Those who sit on boards need to stay vigilant and act fast to prevent corporate blowouts, according to a risk management expert, as if left to their own devices, people have a tendency to mess up.
“People are neither bad nor incompetent, but they will get things wrong,” Dr David Bobker, Asian Institute of Finance’s deputy director of the risk management centre, told delegates at the Corporate Governance Summit.
“The only time boards swing into action is after the disaster. It’s too late by then.”
Bobker, who said he had studied a “litany of corporate disasters”, believes that the board is the “centre of everything”.
And when a company is in a bind, resigning should not be an easy way out for directors, said Datuk Wira Jalilah Baba, who sits on the board of QL Resources Bhd and various firms.
The former top civil servant and director-general and chief executive officer of theMalaysian Investment Development Authority said directors had a duty to stay and make things right, or risk being seen as dodging their responsibility.
“Watch out for early signs (of trouble). If you are the lone voice, then make sure it (your opposition) is recorded in the minutes of the meeting.
“As an active board member, be vigilant. Insist that the agenda and committee papers come early so you can scrutinise them and form a view,” she said.
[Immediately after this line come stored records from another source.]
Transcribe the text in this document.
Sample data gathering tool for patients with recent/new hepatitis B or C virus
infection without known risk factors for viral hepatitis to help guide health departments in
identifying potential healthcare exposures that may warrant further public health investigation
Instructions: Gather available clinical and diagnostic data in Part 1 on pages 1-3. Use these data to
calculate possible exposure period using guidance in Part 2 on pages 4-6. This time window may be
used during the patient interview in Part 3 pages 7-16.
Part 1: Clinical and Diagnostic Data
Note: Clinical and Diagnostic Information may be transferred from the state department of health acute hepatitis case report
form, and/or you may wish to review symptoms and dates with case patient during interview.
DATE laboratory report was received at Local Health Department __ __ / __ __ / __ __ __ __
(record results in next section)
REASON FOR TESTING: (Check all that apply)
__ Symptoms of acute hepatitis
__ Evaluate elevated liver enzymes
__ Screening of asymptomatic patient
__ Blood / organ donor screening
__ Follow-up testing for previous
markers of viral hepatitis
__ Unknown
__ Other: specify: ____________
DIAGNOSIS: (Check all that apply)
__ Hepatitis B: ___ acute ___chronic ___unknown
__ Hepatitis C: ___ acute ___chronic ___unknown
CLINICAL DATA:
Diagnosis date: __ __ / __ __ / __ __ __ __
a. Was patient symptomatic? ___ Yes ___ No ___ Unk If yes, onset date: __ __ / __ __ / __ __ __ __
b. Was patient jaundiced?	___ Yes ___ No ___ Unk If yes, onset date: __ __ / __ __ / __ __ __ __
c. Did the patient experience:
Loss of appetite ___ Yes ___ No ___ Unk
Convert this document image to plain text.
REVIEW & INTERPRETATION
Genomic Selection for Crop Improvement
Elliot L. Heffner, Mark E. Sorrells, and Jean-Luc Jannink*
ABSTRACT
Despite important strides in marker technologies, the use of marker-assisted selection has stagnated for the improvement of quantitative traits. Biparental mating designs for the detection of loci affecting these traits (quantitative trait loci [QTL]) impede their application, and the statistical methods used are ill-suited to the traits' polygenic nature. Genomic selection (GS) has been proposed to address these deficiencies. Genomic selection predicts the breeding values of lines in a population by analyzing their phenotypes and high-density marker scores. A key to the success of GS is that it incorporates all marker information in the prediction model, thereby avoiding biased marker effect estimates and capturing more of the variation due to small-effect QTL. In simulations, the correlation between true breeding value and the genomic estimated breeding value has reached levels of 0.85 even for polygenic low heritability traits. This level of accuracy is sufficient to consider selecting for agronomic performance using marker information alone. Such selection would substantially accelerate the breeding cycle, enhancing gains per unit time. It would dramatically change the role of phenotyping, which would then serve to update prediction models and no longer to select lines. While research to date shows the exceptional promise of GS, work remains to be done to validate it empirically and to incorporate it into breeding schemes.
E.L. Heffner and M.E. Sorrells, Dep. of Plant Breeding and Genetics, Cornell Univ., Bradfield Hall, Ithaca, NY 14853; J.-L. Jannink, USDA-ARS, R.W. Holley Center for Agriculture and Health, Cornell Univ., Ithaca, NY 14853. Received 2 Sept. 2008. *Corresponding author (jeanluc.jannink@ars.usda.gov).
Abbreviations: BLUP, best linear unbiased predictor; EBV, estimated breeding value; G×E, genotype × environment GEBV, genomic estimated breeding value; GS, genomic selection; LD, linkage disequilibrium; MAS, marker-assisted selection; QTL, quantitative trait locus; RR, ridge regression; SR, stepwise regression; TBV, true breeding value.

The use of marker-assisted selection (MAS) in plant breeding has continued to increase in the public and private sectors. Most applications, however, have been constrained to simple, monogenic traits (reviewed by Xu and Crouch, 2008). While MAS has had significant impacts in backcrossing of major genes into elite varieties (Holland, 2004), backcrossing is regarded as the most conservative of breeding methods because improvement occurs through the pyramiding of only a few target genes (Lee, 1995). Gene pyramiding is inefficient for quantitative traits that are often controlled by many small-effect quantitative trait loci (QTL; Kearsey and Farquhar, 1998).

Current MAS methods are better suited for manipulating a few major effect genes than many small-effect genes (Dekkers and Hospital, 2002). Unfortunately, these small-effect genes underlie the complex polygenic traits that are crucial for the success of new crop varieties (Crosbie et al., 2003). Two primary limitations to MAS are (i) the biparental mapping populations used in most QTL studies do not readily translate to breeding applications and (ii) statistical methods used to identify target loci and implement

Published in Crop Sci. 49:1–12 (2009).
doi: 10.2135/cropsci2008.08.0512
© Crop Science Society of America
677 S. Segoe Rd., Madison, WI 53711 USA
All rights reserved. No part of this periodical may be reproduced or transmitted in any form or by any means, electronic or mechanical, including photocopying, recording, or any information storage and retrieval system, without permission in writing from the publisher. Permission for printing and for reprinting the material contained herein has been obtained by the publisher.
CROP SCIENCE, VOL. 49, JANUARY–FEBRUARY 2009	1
“They can sometimes arrive the night before. I stay up and read them before the meeting.
“And don’t join a board where you have no expertise. It’s not just about the money. Money can also bring you down,” Jalilah added.
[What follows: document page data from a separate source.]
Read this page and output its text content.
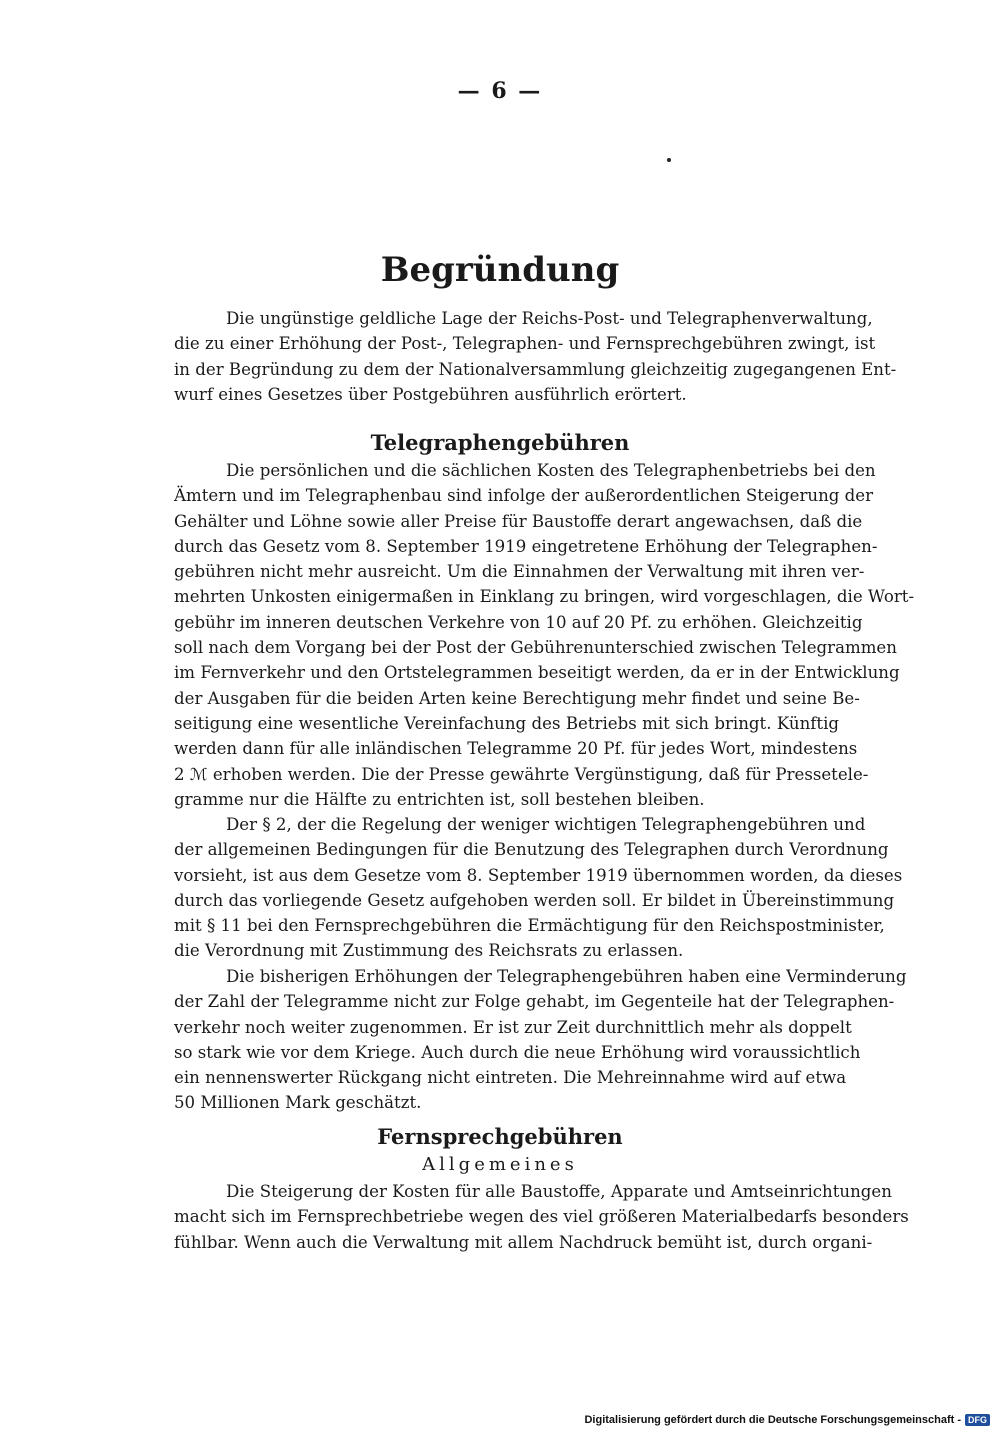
— 6 —
Begründung
Die ungünstige geldliche Lage der Reichs-Post- und Telegraphenverwaltung,
die zu einer Erhöhung der Post-, Telegraphen- und Fernsprechgebühren zwingt, ist
in der Begründung zu dem der Nationalversammlung gleichzeitig zugegangenen Ent-
wurf eines Gesetzes über Postgebühren ausführlich erörtert.
Telegraphengebühren
Die persönlichen und die sächlichen Kosten des Telegraphenbetriebs bei den
Ämtern und im Telegraphenbau sind infolge der außerordentlichen Steigerung der
Gehälter und Löhne sowie aller Preise für Baustoffe derart angewachsen, daß die
durch das Gesetz vom 8. September 1919 eingetretene Erhöhung der Telegraphen-
gebühren nicht mehr ausreicht. Um die Einnahmen der Verwaltung mit ihren ver-
mehrten Unkosten einigermaßen in Einklang zu bringen, wird vorgeschlagen, die Wort-
gebühr im inneren deutschen Verkehre von 10 auf 20 Pf. zu erhöhen. Gleichzeitig
soll nach dem Vorgang bei der Post der Gebührenunterschied zwischen Telegrammen
im Fernverkehr und den Ortstelegrammen beseitigt werden, da er in der Entwicklung
der Ausgaben für die beiden Arten keine Berechtigung mehr findet und seine Be-
seitigung eine wesentliche Vereinfachung des Betriebs mit sich bringt. Künftig
werden dann für alle inländischen Telegramme 20 Pf. für jedes Wort, mindestens
2 ℳ erhoben werden. Die der Presse gewährte Vergünstigung, daß für Pressetele-
gramme nur die Hälfte zu entrichten ist, soll bestehen bleiben.
Der § 2, der die Regelung der weniger wichtigen Telegraphengebühren und
der allgemeinen Bedingungen für die Benutzung des Telegraphen durch Verordnung
vorsieht, ist aus dem Gesetze vom 8. September 1919 übernommen worden, da dieses
durch das vorliegende Gesetz aufgehoben werden soll. Er bildet in Übereinstimmung
mit § 11 bei den Fernsprechgebühren die Ermächtigung für den Reichspostminister,
die Verordnung mit Zustimmung des Reichsrats zu erlassen.
Die bisherigen Erhöhungen der Telegraphengebühren haben eine Verminderung
der Zahl der Telegramme nicht zur Folge gehabt, im Gegenteile hat der Telegraphen-
verkehr noch weiter zugenommen. Er ist zur Zeit durchnittlich mehr als doppelt
so stark wie vor dem Kriege. Auch durch die neue Erhöhung wird voraussichtlich
ein nennenswerter Rückgang nicht eintreten. Die Mehreinnahme wird auf etwa
50 Millionen Mark geschätzt.
Fernsprechgebühren
Allgemeines
Die Steigerung der Kosten für alle Baustoffe, Apparate und Amtseinrichtungen
macht sich im Fernsprechbetriebe wegen des viel größeren Materialbedarfs besonders
fühlbar. Wenn auch die Verwaltung mit allem Nachdruck bemüht ist, durch organi-
Digitalisierung gefördert durch die Deutsche Forschungsgemeinschaft - DFG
Bobker, meanwhile, warned directors not to let the company sink into trouble before taking action.
“By the time you’re in trouble, you’d have failed in your duty. The time to do things is now, when you’re not in trouble, assuming you’re not.
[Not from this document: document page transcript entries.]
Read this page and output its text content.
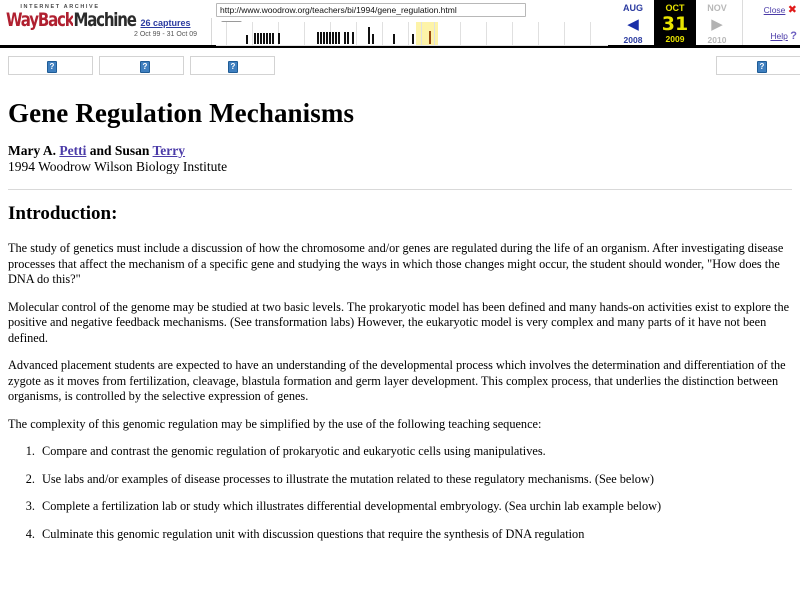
INTERNET ARCHIVE
WayBackMachine 26 captures
2 Oct 99 - 31 Oct 09
http://www.woodrow.org/teachers/bi/1994/gene_regulation.html
AUG
◀
2008
OCT
31
2009
NOV
▶
2010
Close ✖
Help ?
?
?
?
?
Gene Regulation Mechanisms

Mary A. Petti and Susan Terry

1994 Woodrow Wilson Biology Institute

Introduction:

The study of genetics must include a discussion of how the chromosome and/or genes are regulated during the life of an organism. After investigating disease processes that affect the mechanism of a specific gene and studying the ways in which those changes might occur, the student should wonder, "How does the DNA do this?"

Molecular control of the genome may be studied at two basic levels. The prokaryotic model has been defined and many hands-on activities exist to explore the positive and negative feedback mechanisms. (See transformation labs) However, the eukaryotic model is very complex and many parts of it have not been defined.

Advanced placement students are expected to have an understanding of the developmental process which involves the determination and differentiation of the zygote as it moves from fertilization, cleavage, blastula formation and germ layer development. This complex process, that underlies the distinction between organisms, is controlled by the selective expression of genes.

The complexity of this genomic regulation may be simplified by the use of the following teaching sequence:

1. Compare and contrast the genomic regulation of prokaryotic and eukaryotic cells using manipulatives.
2. Use labs and/or examples of disease processes to illustrate the mutation related to these regulatory mechanisms. (See below)
3. Complete a fertilization lab or study which illustrates differential developmental embryology. (Sea urchin lab example below)
4. Culminate this genomic regulation unit with discussion questions that require the synthesis of DNA regulation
“Many directors complain that they don’t have access to information, but whose fault is that? You need to ask the right questions.
“The time to fix it (problems) is before the wheel comes off.”
He also thinks board members need to acquire hard skills such as technical and financial knowledge to properly carry out their role as a check-and-balance mechanism.
“The most notorious case is of course the Lehman Brothers’ board, which was totally incompetent by all accounts.
“They knew nothing about investment banking, and had a CEO who had been a dominant personality there for many years and who did what he wanted.
Tumbling profits, diversification into non-core businesses, and the departure of talent were all red flags in an organisation, Jalilah said.
“If these things happen, probe. Don’t be a yes man – state your objections.”